Tip of the Iceberg: A Skin Cancer Case Study

Anand Patel • Oct 12, 2016

A 46-year-old woman who just moved to the US from Canada with her husband started noticing a rough patch on her nose that would not go away. She does not remember when or how it arose. There was never any pain or bleeding. She tried multiple skin cleansers, facial scrubs, and microdermabrasion without any lasting success. 

Growing up, she had spent many summers at her family lake home. Prior to moving to the US, she and her husband camped often and enjoyed the outdoors in Canada. She was skeptical that she had a skin cancer — no one in her family had ever had one, and she thought living in Canada reduced her risk of ultraviolet exposure.

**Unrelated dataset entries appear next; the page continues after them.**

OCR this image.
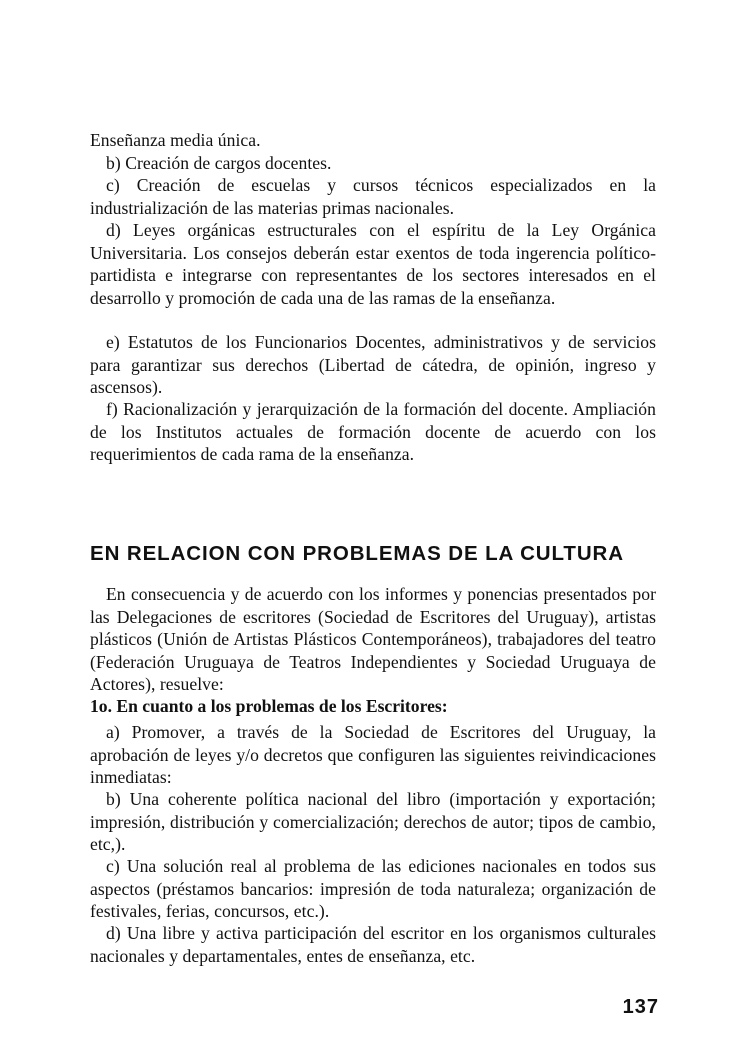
Enseñanza media única.

b) Creación de cargos docentes.

c) Creación de escuelas y cursos técnicos especializados en la industrialización de las materias primas nacionales.

d) Leyes orgánicas estructurales con el espíritu de la Ley Orgánica Universitaria. Los consejos deberán estar exentos de toda ingerencia político-partidista e integrarse con representantes de los sectores interesados en el desarrollo y promoción de cada una de las ramas de la enseñanza.

e) Estatutos de los Funcionarios Docentes, administrativos y de servicios para garantizar sus derechos (Libertad de cátedra, de opinión, ingreso y ascensos).

f) Racionalización y jerarquización de la formación del docente. Ampliación de los Institutos actuales de formación docente de acuerdo con los requerimientos de cada rama de la enseñanza.

EN RELACION CON PROBLEMAS DE LA CULTURA

En consecuencia y de acuerdo con los informes y ponencias presentados por las Delegaciones de escritores (Sociedad de Escritores del Uruguay), artistas plásticos (Unión de Artistas Plásticos Contemporáneos), trabajadores del teatro (Federación Uruguaya de Teatros Independientes y Sociedad Uruguaya de Actores), resuelve:

1o. En cuanto a los problemas de los Escritores:

a) Promover, a través de la Sociedad de Escritores del Uruguay, la aprobación de leyes y/o decretos que configuren las siguientes reivindicaciones inmediatas:

b) Una coherente política nacional del libro (importación y exportación; impresión, distribución y comercialización; derechos de autor; tipos de cambio, etc,).

c) Una solución real al problema de las ediciones nacionales en todos sus aspectos (préstamos bancarios: impresión de toda naturaleza; organización de festivales, ferias, concursos, etc.).

d) Una libre y activa participación del escritor en los organismos culturales nacionales y departamentales, entes de enseñanza, etc.

137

She was skeptical that she had a skin cancer — no one in her family had ever had one, and she thought living in Canada reduced her risk of ultraviolet exposure

When she finally saw a dermatologist, a biopsy was performed, and she was found to have a basal cell cancer (the most common form of skin cancer). The dermatologist correctly counseled her that basal cell cancers rarely, if ever, spread to other parts of the body, but they do continue to grow and may cause disfigurement. Also, now that she had one skin cancer, she was at greater risk than the general population of having future skin cancers.

To remove her cancer, she would need to undergo Mohs micrographic surgery, the best technique we currently have to reduce the risk of recurrence. She elected to have a plastic surgeon perform the repair. After the Mohs procedure, she came in to see me:

I decided to repair her nose in the office by moving some tissue from her cheek to fill the defect. In order to do so,  wedges of tissue both above and below the defect site were to be removed. Noticed we designed the incisions to camouflage them as best we could around the nostril crease.

The patient healed well, but two months later she began to have new lesions show up on the right side of her nose. She underwent Mohs surgery again for another basal cell cancer removal and returned to my office after.

It seemed to me that something more was happening on the tip of her nose. To be safe, I decided to repair the area with a skin graft. Sure enough, two months later she came to my office distraught with this:

The patient had always disliked her nose and requested a rhinoplasty and repair at the same time. She wanted to remove the hump on her bridge and refine the tip of her nose. Unfortunately, the standard repair for this type of defect is a forehead flap. This is a two staged repair where skin from the forehead is bridged to the nose. Then, three weeks later, the bridge is removed and the forehead skin is left behind to fill the defect. The patient was adamantly against this, so we attempted a riskier flap where tissue from the nasal bridge is completely disconnected (except for two blood vessels on both sides) and moved downward. We performed this delicate operation as well as a rhinoplasty in the operating room. The intraoperative photos may be disturbing, but if you would like to see them, you may click here.

The patient did well, and six months later, she was cancer free and healing well:

Post-skin cancer surgery results from Dr. Anand Patel

This is a cautionary tale and a reminder that no one is safe from the accumulated effects of a lifetime of sun exposure. Please make sure you check yourself for any skin irregularity that persists for greater than 2 weeks and make regular visits to a dermatologist!